Foi argumento principal para as reivindicações autonómicas e para a concretização do princípio da subsidiariedade, a ideia de que o poder de decidir deve estar próximo das populações a quem se dirige. Pouco sentido faz que as questões das localidades tenham de ser decididas por um poder central, distante e acima de tudo desligado do problema.
Com a evolução tecnológica os poderes tornaram-se menos distantes e os problemas cada vez menos circunscritos à localidade. Pensar na pandemia e nos recentes incêndios serve de exemplo para provar que não há distâncias nem capacidades locais que justifiquem exatamente o mesmo modelo que nos animou nas últimas décadas. Será, como tenho vindo a defender, extremamente necessário repensar as responsabilidades locais, regionais, nacionais e europeias neste novo Mundo com soluções concertadas e mais aptas a debelar as situações de necessidade.
Mas a minha questão hoje é outra e tem a ver com a objetividade e imparcialidade que se exige ao exercício de poder. Cada vez mais reconhece-se que o poder público tem uma intervenção crescente na sociedade e na economia e isso obriga ao rigoroso cumprimento de procedimentos que assegurem o tratamento por igual. Os apelos e as imposições nesta matéria têm-nos chegado pela via da União Europeia e não raras vezes temos assistido a penalizações e advertências pelo incumprimento dessas regras.

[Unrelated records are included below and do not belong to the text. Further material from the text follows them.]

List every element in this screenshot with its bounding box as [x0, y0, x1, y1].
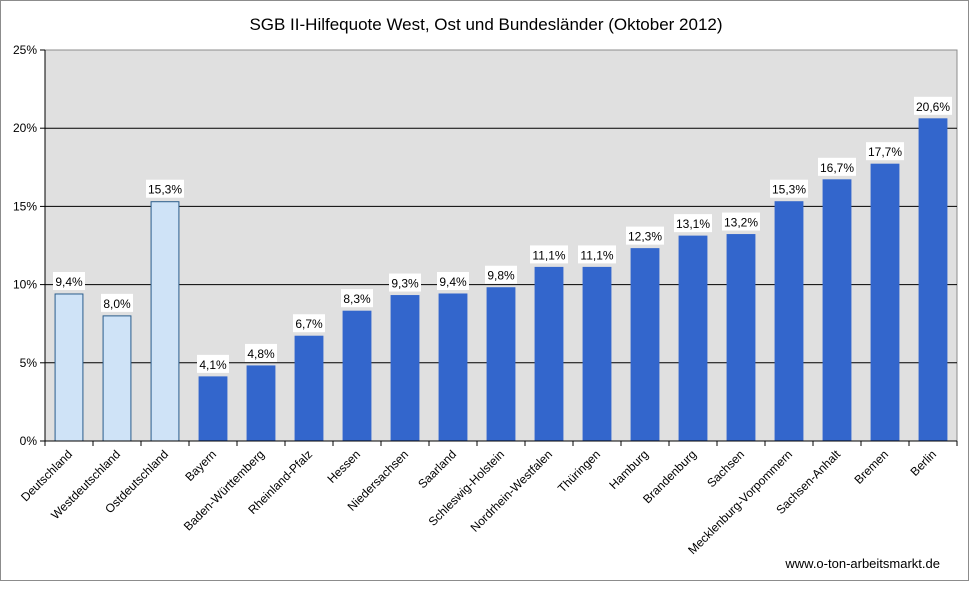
data-label: 9,4%: [55, 275, 83, 289]
data-label-box: [530, 245, 568, 264]
data-label-box: [293, 314, 325, 333]
bar-hessen: [342, 310, 372, 442]
bar-nordrhein-westfalen: [534, 266, 564, 442]
bar-saarland: [438, 293, 468, 442]
data-label: 17,7%: [868, 145, 902, 159]
data-label: 11,1%: [532, 248, 565, 262]
data-label: 15,3%: [772, 183, 806, 197]
data-label-box: [245, 343, 277, 362]
data-label: 13,2%: [724, 216, 758, 230]
data-label-box: [722, 212, 760, 231]
y-tick-label: 20%: [13, 121, 37, 135]
y-tick-label: 25%: [13, 43, 37, 57]
bar-hamburg: [630, 248, 660, 442]
data-label: 9,3%: [391, 277, 419, 291]
bar-ostdeutschland: [150, 201, 180, 442]
data-label-box: [674, 214, 712, 233]
data-label: 9,8%: [487, 269, 515, 283]
y-tick-label: 5%: [20, 356, 38, 370]
data-label-box: [197, 354, 229, 373]
data-label: 6,7%: [295, 317, 323, 331]
data-label-box: [485, 265, 517, 284]
data-label-box: [389, 273, 421, 292]
data-label-box: [53, 271, 85, 290]
bar-sachsen-anhalt: [822, 179, 852, 442]
data-label: 8,3%: [343, 292, 371, 306]
bar-deutschland: [54, 293, 84, 442]
data-label: 15,3%: [148, 183, 182, 197]
data-label: 8,0%: [103, 297, 131, 311]
data-label: 9,4%: [439, 275, 467, 289]
bar-bremen: [870, 163, 900, 442]
bar-thüringen: [582, 266, 612, 442]
data-label-box: [578, 245, 616, 264]
data-labels: 9,4% 8,0% 15,3% 4,1% 4,8% 6,7% 8,3% 9,3% 9,4% 9,8…: [53, 96, 952, 373]
chart-title: SGB II-Hilfequote West, Ost und Bundeslä…: [249, 15, 722, 34]
data-label-box: [146, 179, 184, 198]
bar-berlin: [918, 118, 948, 442]
y-axis: 0% 5% 10% 15% 20% 25%: [13, 43, 46, 448]
source-text: www.o-ton-arbeitsmarkt.de: [784, 556, 940, 571]
y-tick-label: 10%: [13, 278, 37, 292]
bar-baden-württemberg: [246, 365, 276, 442]
data-label-box: [914, 96, 952, 115]
data-label: 12,3%: [628, 230, 662, 244]
bar-mecklenburg-vorpommern: [774, 201, 804, 442]
data-label: 16,7%: [820, 161, 854, 175]
data-label: 13,1%: [676, 217, 710, 231]
bar-niedersachsen: [390, 295, 420, 442]
bar-brandenburg: [678, 235, 708, 442]
bar-rheinland-pfalz: [294, 335, 324, 442]
data-label: 4,1%: [199, 358, 227, 372]
bar-schleswig-holstein: [486, 287, 516, 442]
data-label: 11,1%: [580, 248, 613, 262]
data-label-box: [437, 271, 469, 290]
data-label-box: [101, 293, 133, 312]
data-label: 4,8%: [247, 347, 275, 361]
data-label-box: [866, 142, 904, 161]
y-tick-label: 0%: [20, 434, 38, 448]
data-label-box: [626, 226, 664, 245]
data-label-box: [770, 179, 808, 198]
bars: [54, 118, 948, 442]
bar-bayern: [198, 376, 228, 442]
y-tick-label: 15%: [13, 199, 37, 213]
data-label-box: [341, 289, 373, 308]
bar-sachsen: [726, 234, 756, 442]
data-label-box: [818, 157, 856, 176]
bar-westdeutschland: [102, 315, 132, 442]
data-label: 20,6%: [916, 100, 950, 114]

Recentemente as notícias de investigações do Ministério Público também indiciam essa preocupação em salvaguardar a objetividade da decisão, suspeitando de quem encontrou expedientes para as ultrapassar.
Questiono a este respeito se a proximidade não será um fator a pesar nestas situações. Outrora tão invocada hoje parece revelar um lado menos positivo que nos condiciona a capacidade de decidir.
Mas será necessariamente negativo olharmos para a proximidade como um mal quando temos de decidir?
O facto de conhecermos os prestadores de serviço, de sabermos das suas capacidades e das suas realizações não deveria também contar quando escolhemos uma nova parceria? O facto de aqui exercerem a sua atividade económica, de aqui darem emprego a muitas pessoas, de conhecerem o meio, não deveria ser um critério de avaliação quando temos de decidir?
As últimas orientações da União Europeia, preocupada com o desemprego e a deslocalização das pessoas, deram pistas sobre isso que infelizmente não soubemos aproveitar. As questões ambientais também reforçam a necessidade de que na hora de decidir o conhecimento do desempenho de quem escolhermos é muito importante.
É certo que a proximidade pode viciar e condicionar. Infelizmente são situações que vimos retratadas ou de que vamos tendo conhecimento que podem pôr em dúvida a imparcialidade de um poder mais próximo. O desafio, porém, será encontrar regras que separem o trigo do joio, que, acautelando o interesse público e defendendo a imparcialidade, olhem também às circunstâncias locais, às nossas idiossincrasias.
A proximidade não tem que ser motivo de nos envergonharmos ou de nos condicionar. Deve, num quadro regulamentar exigente, mas possível, permitir as melhores decisões.
Haja vontade.
Ricardo Vieira escreve ao domingo, de 4 em 4 semanas.